I conjecture that there is no good algorithm for the traveling salesman problem. My reasons are the same as for any mathematical conjecture: (1) It is a legitimate mathematical possibility, and (2) I do not know.
Jack Edmonds, Optimum Branchings, J. Res. Natl. Bur. Stand. 71B, 233-240 (1967).
I have seen this quote many times (it appears in Papadimitriou and Arora and Barak) but I haven’t read the source till today. I highly recommend anything by Edmonds, he is awesome. If you want to read just one paper: check out Paths, Trees, and Flowers.
If you are wondering, I still don’t believe that $\P = \NP \cap \coNP$. On the other hand, I wouldn’t be surprised if every combinatorial problem that is currently in $\NP \cap \coNP$—you could call this class $\EdmondsP$—turns out to be in $\P$. $\EdmondsP$, for instance, would include graph isomorphism, which I strongly believe is in $\P$. Also, if you are wondering, why this does not imply $\P = \NP \cap \coNP$—after all, if all combinatorial problems in $\NP$ are in $\P$, then $\P=\NP$—it is because we don’t believe that $\NP \cap \coNP$ has complete problems (Sipster constructed a relativized world where this holds.)

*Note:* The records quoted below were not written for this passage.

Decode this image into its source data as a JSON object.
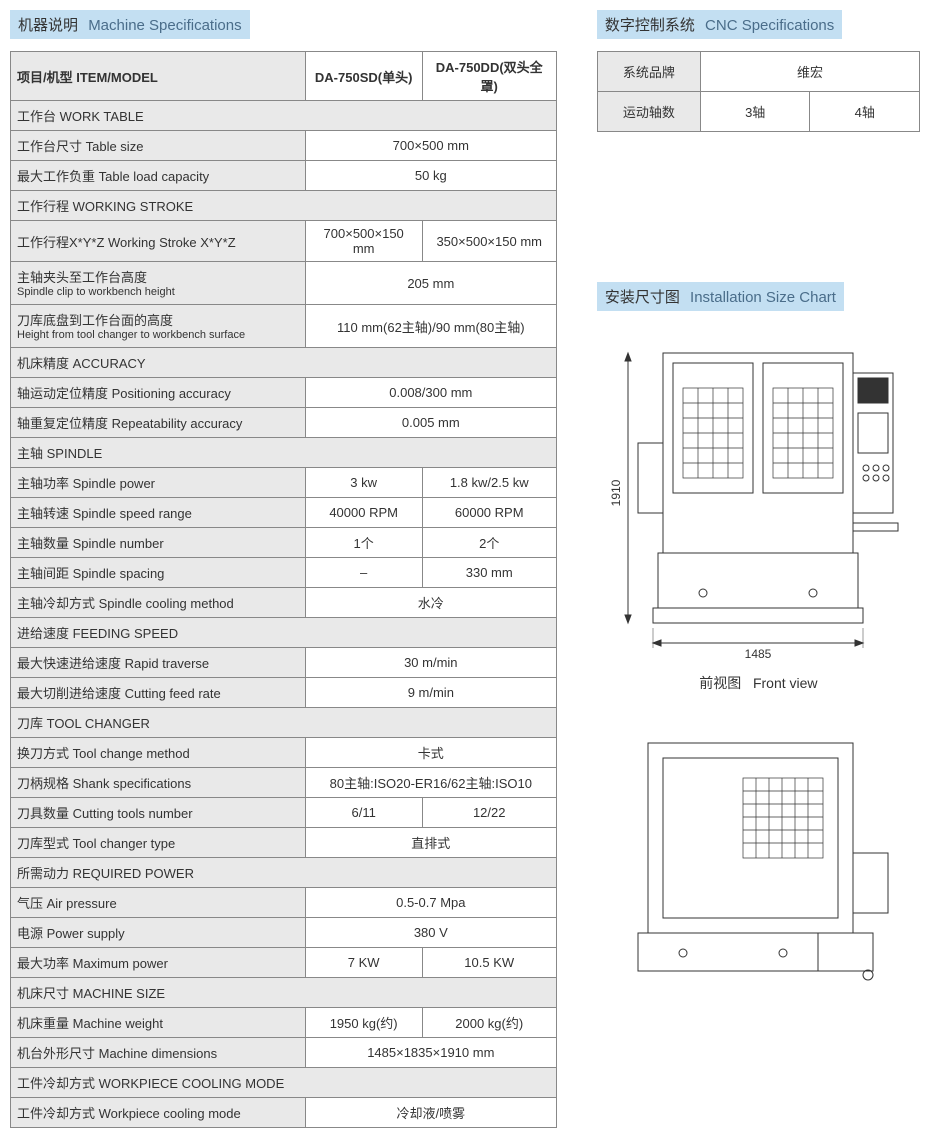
{
  "headers": {
    "machine_spec_cn": "机器说明",
    "machine_spec_en": "Machine Specifications",
    "cnc_spec_cn": "数字控制系统",
    "cnc_spec_en": "CNC Specifications",
    "install_cn": "安装尺寸图",
    "install_en": "Installation Size Chart"
  },
  "colors": {
    "header_bg": "#c3dff2",
    "label_bg": "#e9e9e9",
    "border": "#888888"
  },
  "spec_table": {
    "head_item": "项目/机型 ITEM/MODEL",
    "head_m1": "DA-750SD(单头)",
    "head_m2": "DA-750DD(双头全罩)",
    "sections": [
      {
        "title": "工作台 WORK TABLE",
        "rows": [
          {
            "label": "工作台尺寸 Table size",
            "span": "700×500 mm"
          },
          {
            "label": "最大工作负重 Table load capacity",
            "span": "50 kg"
          }
        ]
      },
      {
        "title": "工作行程 WORKING STROKE",
        "rows": [
          {
            "label": "工作行程X*Y*Z  Working Stroke X*Y*Z",
            "v1": "700×500×150 mm",
            "v2": "350×500×150 mm"
          },
          {
            "label": "主轴夹头至工作台高度",
            "sub": "Spindle clip to workbench height",
            "span": "205 mm"
          },
          {
            "label": "刀库底盘到工作台面的高度",
            "sub": "Height from tool changer to workbench surface",
            "span": "110 mm(62主轴)/90 mm(80主轴)"
          }
        ]
      },
      {
        "title": "机床精度 ACCURACY",
        "rows": [
          {
            "label": "轴运动定位精度 Positioning accuracy",
            "span": "0.008/300 mm"
          },
          {
            "label": "轴重复定位精度 Repeatability accuracy",
            "span": "0.005 mm"
          }
        ]
      },
      {
        "title": "主轴 SPINDLE",
        "rows": [
          {
            "label": "主轴功率 Spindle power",
            "v1": "3 kw",
            "v2": "1.8 kw/2.5 kw"
          },
          {
            "label": "主轴转速 Spindle speed range",
            "v1": "40000 RPM",
            "v2": "60000 RPM"
          },
          {
            "label": "主轴数量 Spindle number",
            "v1": "1个",
            "v2": "2个"
          },
          {
            "label": "主轴间距 Spindle spacing",
            "v1": "–",
            "v2": "330 mm"
          },
          {
            "label": "主轴冷却方式 Spindle cooling method",
            "span": "水冷"
          }
        ]
      },
      {
        "title": "进给速度 FEEDING SPEED",
        "rows": [
          {
            "label": "最大快速进给速度 Rapid traverse",
            "span": "30 m/min"
          },
          {
            "label": "最大切削进给速度 Cutting feed rate",
            "span": "9 m/min"
          }
        ]
      },
      {
        "title": "刀库 TOOL CHANGER",
        "rows": [
          {
            "label": "换刀方式 Tool change method",
            "span": "卡式"
          },
          {
            "label": "刀柄规格 Shank specifications",
            "span": "80主轴:ISO20-ER16/62主轴:ISO10"
          },
          {
            "label": "刀具数量 Cutting tools number",
            "v1": "6/11",
            "v2": "12/22"
          },
          {
            "label": "刀库型式 Tool changer type",
            "span": "直排式"
          }
        ]
      },
      {
        "title": "所需动力 REQUIRED POWER",
        "rows": [
          {
            "label": "气压 Air pressure",
            "span": "0.5-0.7 Mpa"
          },
          {
            "label": "电源 Power supply",
            "span": "380 V"
          },
          {
            "label": "最大功率 Maximum power",
            "v1": "7 KW",
            "v2": "10.5 KW"
          }
        ]
      },
      {
        "title": "机床尺寸 MACHINE SIZE",
        "rows": [
          {
            "label": "机床重量 Machine weight",
            "v1": "1950 kg(约)",
            "v2": "2000 kg(约)"
          },
          {
            "label": "机台外形尺寸 Machine dimensions",
            "span": "1485×1835×1910 mm"
          }
        ]
      },
      {
        "title": "工件冷却方式 WORKPIECE COOLING MODE",
        "rows": [
          {
            "label": "工件冷却方式 Workpiece cooling mode",
            "span": "冷却液/喷雾"
          }
        ]
      }
    ]
  },
  "cnc_table": {
    "rows": [
      {
        "label": "系统品牌",
        "span": "维宏"
      },
      {
        "label": "运动轴数",
        "v1": "3轴",
        "v2": "4轴"
      }
    ]
  },
  "diagram": {
    "width_label": "1485",
    "height_label": "1910",
    "front_view_cn": "前视图",
    "front_view_en": "Front view"
  }
}
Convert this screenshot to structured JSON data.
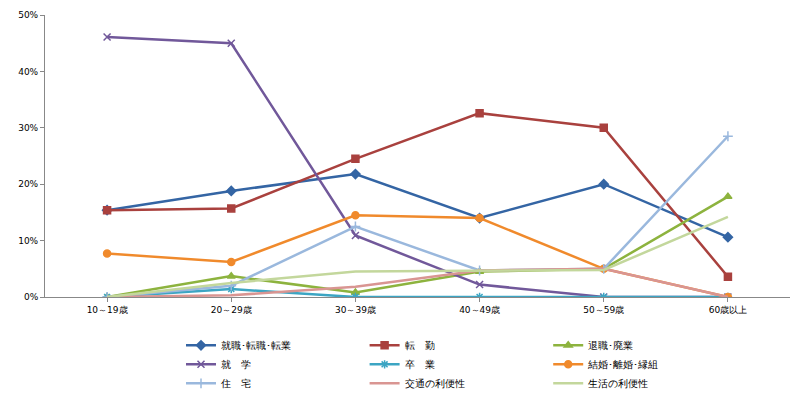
{
  "chart_data": {
    "type": "line",
    "categories": [
      "10～19歳",
      "20～29歳",
      "30～39歳",
      "40～49歳",
      "50～59歳",
      "60歳以上"
    ],
    "series": [
      {
        "name": "就職･転職･転業",
        "color": "#3465a4",
        "marker": "diamond",
        "values": [
          15.4,
          18.8,
          21.8,
          14.0,
          20.0,
          10.6
        ]
      },
      {
        "name": "転　勤",
        "color": "#a9413e",
        "marker": "square",
        "values": [
          15.4,
          15.7,
          24.5,
          32.6,
          30.0,
          3.6
        ]
      },
      {
        "name": "退職･廃業",
        "color": "#8db33e",
        "marker": "triangle",
        "values": [
          0,
          3.7,
          0.8,
          4.5,
          5.0,
          17.8
        ]
      },
      {
        "name": "就　学",
        "color": "#71589a",
        "marker": "x",
        "values": [
          46.1,
          45.0,
          10.9,
          2.2,
          0,
          0
        ]
      },
      {
        "name": "卒　業",
        "color": "#3ca5c3",
        "marker": "asterisk",
        "values": [
          0,
          1.4,
          0,
          0,
          0,
          0
        ]
      },
      {
        "name": "結婚･離婚･縁組",
        "color": "#f08a2c",
        "marker": "circle",
        "values": [
          7.7,
          6.2,
          14.5,
          14.0,
          5.0,
          0
        ]
      },
      {
        "name": "住　宅",
        "color": "#9ab8dd",
        "marker": "plus",
        "values": [
          0,
          2.0,
          12.5,
          4.7,
          5.0,
          28.5
        ]
      },
      {
        "name": "交通の利便性",
        "color": "#d99592",
        "marker": "none",
        "values": [
          0,
          0.3,
          1.8,
          4.7,
          5.0,
          0
        ]
      },
      {
        "name": "生活の利便性",
        "color": "#c3d79c",
        "marker": "none",
        "values": [
          0,
          2.5,
          4.5,
          4.7,
          4.8,
          14.2
        ]
      }
    ],
    "ylim": [
      0,
      50
    ],
    "yticks": [
      {
        "value": 0,
        "label": "0%"
      },
      {
        "value": 10,
        "label": "10%"
      },
      {
        "value": 20,
        "label": "20%"
      },
      {
        "value": 30,
        "label": "30%"
      },
      {
        "value": 40,
        "label": "40%"
      },
      {
        "value": 50,
        "label": "50%"
      }
    ],
    "grid": false,
    "legend": "bottom"
  }
}
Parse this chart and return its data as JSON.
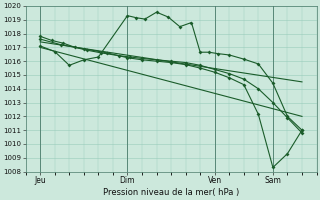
{
  "xlabel": "Pression niveau de la mer( hPa )",
  "ylim": [
    1008,
    1020
  ],
  "yticks": [
    1008,
    1009,
    1010,
    1011,
    1012,
    1013,
    1014,
    1015,
    1016,
    1017,
    1018,
    1019,
    1020
  ],
  "bg_color": "#cce8dc",
  "grid_color": "#99ccbb",
  "line_color": "#1a5c2a",
  "xtick_labels": [
    "Jeu",
    "Dim",
    "Ven",
    "Sam"
  ],
  "xtick_positions": [
    0.5,
    3.5,
    6.5,
    8.5
  ],
  "xlim": [
    0.0,
    10.0
  ],
  "series1_x": [
    0.5,
    1.0,
    1.5,
    2.0,
    2.5,
    3.5,
    3.8,
    4.1,
    4.5,
    4.9,
    5.3,
    5.7,
    6.0,
    6.3,
    6.6,
    7.0,
    7.5,
    8.0,
    8.5,
    9.0,
    9.5
  ],
  "series1_y": [
    1017.1,
    1016.7,
    1015.7,
    1016.1,
    1016.3,
    1019.3,
    1019.15,
    1019.05,
    1019.55,
    1019.2,
    1018.5,
    1018.8,
    1016.65,
    1016.65,
    1016.55,
    1016.45,
    1016.15,
    1015.8,
    1014.4,
    1012.0,
    1011.0
  ],
  "series2_x": [
    0.5,
    0.9,
    1.3,
    1.7,
    2.1,
    2.6,
    3.2,
    3.6,
    4.0,
    4.5,
    5.0,
    5.5,
    6.0,
    6.5,
    7.0,
    7.5,
    8.0,
    8.5,
    9.0,
    9.5
  ],
  "series2_y": [
    1017.8,
    1017.5,
    1017.3,
    1017.0,
    1016.8,
    1016.6,
    1016.4,
    1016.3,
    1016.2,
    1016.1,
    1016.0,
    1015.9,
    1015.7,
    1015.4,
    1015.1,
    1014.7,
    1014.0,
    1013.0,
    1011.9,
    1010.8
  ],
  "series3_x": [
    0.5,
    9.5
  ],
  "series3_y": [
    1017.4,
    1014.5
  ],
  "series4_x": [
    0.5,
    9.5
  ],
  "series4_y": [
    1017.0,
    1012.0
  ],
  "series5_x": [
    0.5,
    1.2,
    2.0,
    2.8,
    3.5,
    4.0,
    4.5,
    5.0,
    5.5,
    6.0,
    6.5,
    7.0,
    7.5,
    8.0,
    8.5,
    9.0,
    9.5
  ],
  "series5_y": [
    1017.6,
    1017.2,
    1016.9,
    1016.6,
    1016.25,
    1016.1,
    1016.0,
    1015.9,
    1015.75,
    1015.5,
    1015.2,
    1014.8,
    1014.3,
    1012.15,
    1008.3,
    1009.3,
    1011.0
  ]
}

Added on May 11, 2019: I heard Jack Edmonds talk about this at the CookSymposium. I admire him a lot more now. On a side note, a debate between Edmonds and Sipser broke out at the conference about the progress towards proving $\P \neq \NP$; you can see it for yourself here (the debate starts at 10:00.) I used be in Sipster’s camp, but now I am squarely in Edmonds’s camp: the point of complexity theory is to inform real world decisions. It doesn’t matter whether $\P = \NP$ or not if we have an efficient (in the real world) algorithm for SAT.